I called a friend of mine, a lifelong Catholic and told her about my doubts. She surprised me by concurring with my questions about the veracity of the resurrection of the body of Christ. She said she had prayed during a retreat for answers to this, and experienced Jesus saying to her, “Here are my wounds. Take them. It doesn’t matter whether I rose or not. What matters is that you have risen.” Steve had said a similar thing when our group ended last week. “What matters is not whether Jesus rose,” he said, pointing at each of us. “But that you do. That Karen does. That Betsy does. That Tom does.”
Later, as I was pondering these thoughts on my run, I thought about the pain of Ego, the pain of wondering if my shows would sell out, if my work would be received well or poorly, the pain of judgment about my physical appearance, the pain of comparing myself to others. I thought about the pain of wishing I had what I don’t—everything from a gas/electric Wolf range to private school for my kids to free health care for all, to having everyone around me acknowledge at all times that I am right about everything. And suddenly, I got it. When I am thinking about these things I am not here. I am in my head, not my body. I am not in the present moment. And even when I am thinking about others and not my tiny limited self, I am still not present. I am not dwelling in Jesus’s Kingdom of God.
As I practice mindfulness, as I love my sisters and brothers and elders and children, as I act as a good steward of the Earth, as I do my Yoga (writing songs, tending the garden, teaching my workshops, coaching my clients), as I try to follow the teachings of Jesus, I move incrementally into a state of less self-centeredness, less ego. And perhaps someday I will lose my passion for having things go the way I think they need to go. If I do my work well, and am blessed with a very long life (for it will take this gal a very long time to practice thus!) then maybe I have a shot of rendering my mind fit for an afterlife of stillness, of unity, of oneness.
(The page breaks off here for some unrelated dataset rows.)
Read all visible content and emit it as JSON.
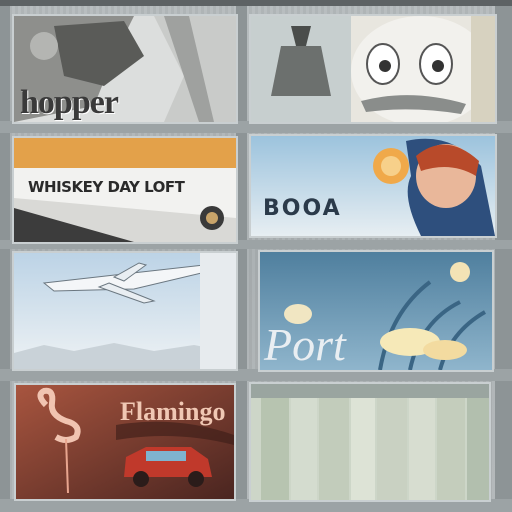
{
  "panels": [
    {
      "text": "hopper"
    },
    {
      "text": ""
    },
    {
      "text": "WHISKEY DAY LOFT"
    },
    {
      "text": "BOOA"
    },
    {
      "text": ""
    },
    {
      "text": "Port"
    },
    {
      "text": "Flamingo"
    },
    {
      "text": ""
    }
  ],
  "colors": {
    "wall": "#aab0b2",
    "frame": "#8d9496",
    "accent_orange": "#e3a14a",
    "sky_blue": "#b9d4e4",
    "deep_blue": "#5e8aa6",
    "flamingo_red": "#c0392b"
  }
}
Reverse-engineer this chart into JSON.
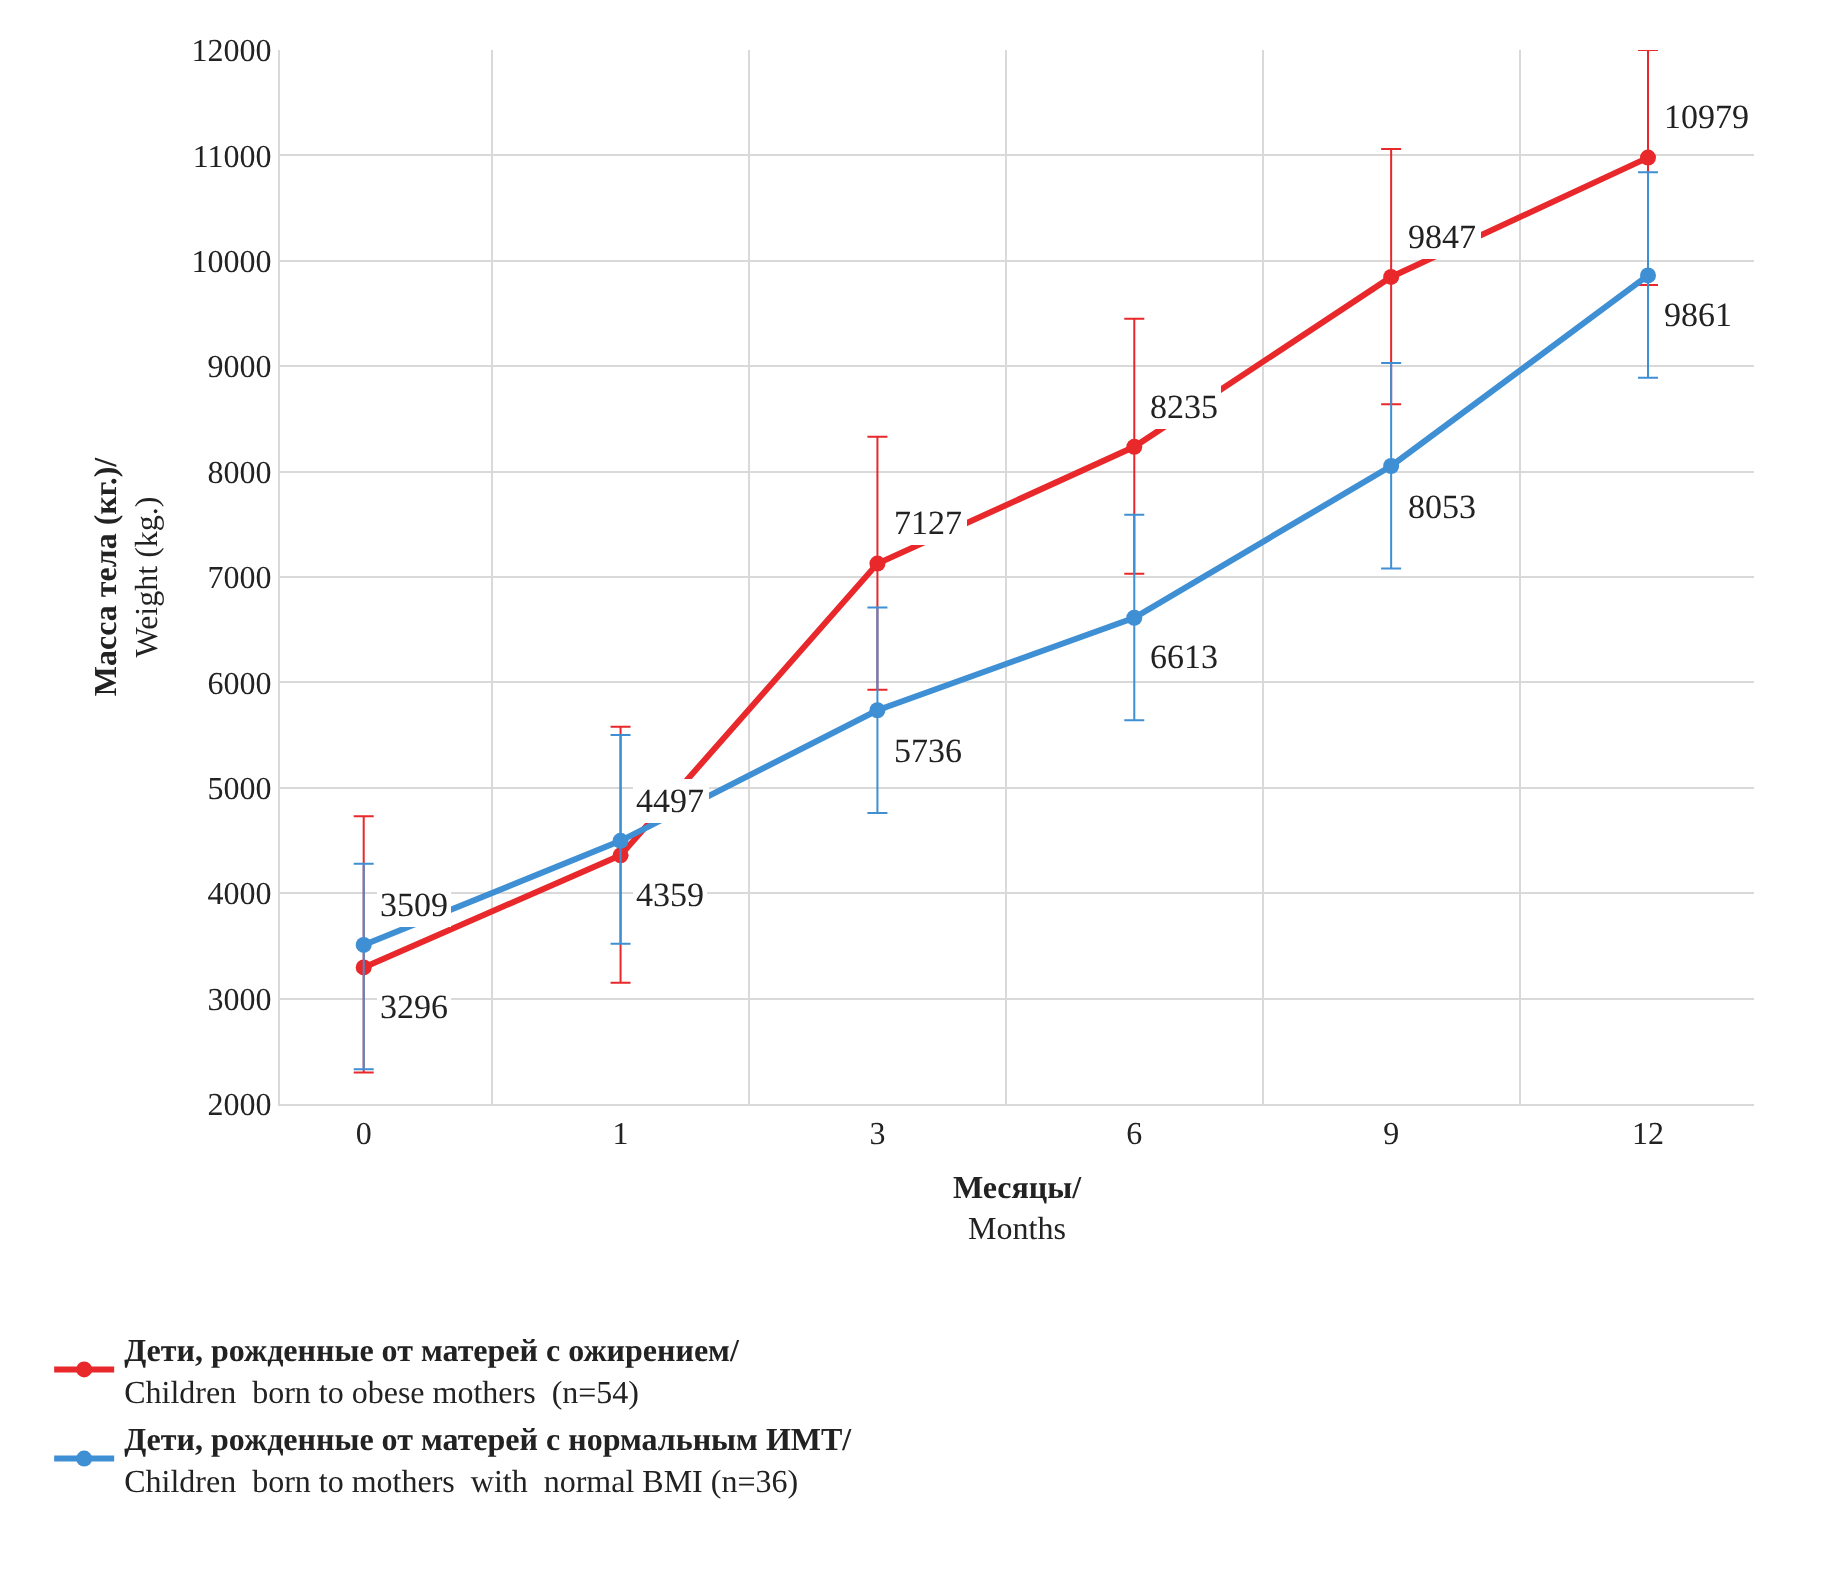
{
  "chart_data": {
    "type": "line",
    "xlabel": "Месяцы/\nMonths",
    "ylabel": "Масса тела (кг.)/\nWeight (kg.)",
    "categories": [
      "0",
      "1",
      "3",
      "6",
      "9",
      "12"
    ],
    "ylim": [
      2000,
      12000
    ],
    "yticks": [
      2000,
      3000,
      4000,
      5000,
      6000,
      7000,
      8000,
      9000,
      10000,
      11000,
      12000
    ],
    "grid": true,
    "legend": "bottom left",
    "marker": "circle",
    "line_style": "solid",
    "series": [
      {
        "name": "Дети, рожденные от матерей с ожирением/\nChildren  born to obese mothers  (n=54)",
        "color": "#e8282b",
        "values": [
          3296,
          4359,
          7127,
          8235,
          9847,
          10979
        ],
        "value_labels": [
          "3296",
          "4359",
          "7127",
          "8235",
          "9847",
          "10979"
        ],
        "errors": [
          [
            2300,
            4730
          ],
          [
            3150,
            5580
          ],
          [
            5930,
            8330
          ],
          [
            7030,
            9450
          ],
          [
            8640,
            11060
          ],
          [
            9770,
            12000
          ]
        ]
      },
      {
        "name": "Дети, рожденные от матерей с нормальным ИМТ/\nChildren  born to mothers  with  normal BMI (n=36)",
        "color": "#3f8fd4",
        "values": [
          3509,
          4497,
          5736,
          6613,
          8053,
          9861
        ],
        "value_labels": [
          "3509",
          "4497",
          "5736",
          "6613",
          "8053",
          "9861"
        ],
        "errors": [
          [
            2330,
            4280
          ],
          [
            3520,
            5500
          ],
          [
            4760,
            6710
          ],
          [
            5640,
            7590
          ],
          [
            7080,
            9030
          ],
          [
            8890,
            10840
          ]
        ]
      }
    ]
  }
}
On Good Friday, Tom and Elle and Jay and I went to the airport to fly to Virginia for our show at Jammin Java’s in Vienna Saturday night, and Easter with the grandparents Sunday morning. As we moved along in the terminal after our security check (we always mark each passing of security with a hearty family high five), I rose out of my habitual whirl of worrying, mom-planning, spinning in my small self, and gazed up to see Tom, Elle and Jay running and jumping and dancing as they made their way to the gate. At that moment, I didn’t need any help to be present, gleeful, with my chest blooming with love and joy. Perhaps this is my Easter moment, and perhaps it is enough.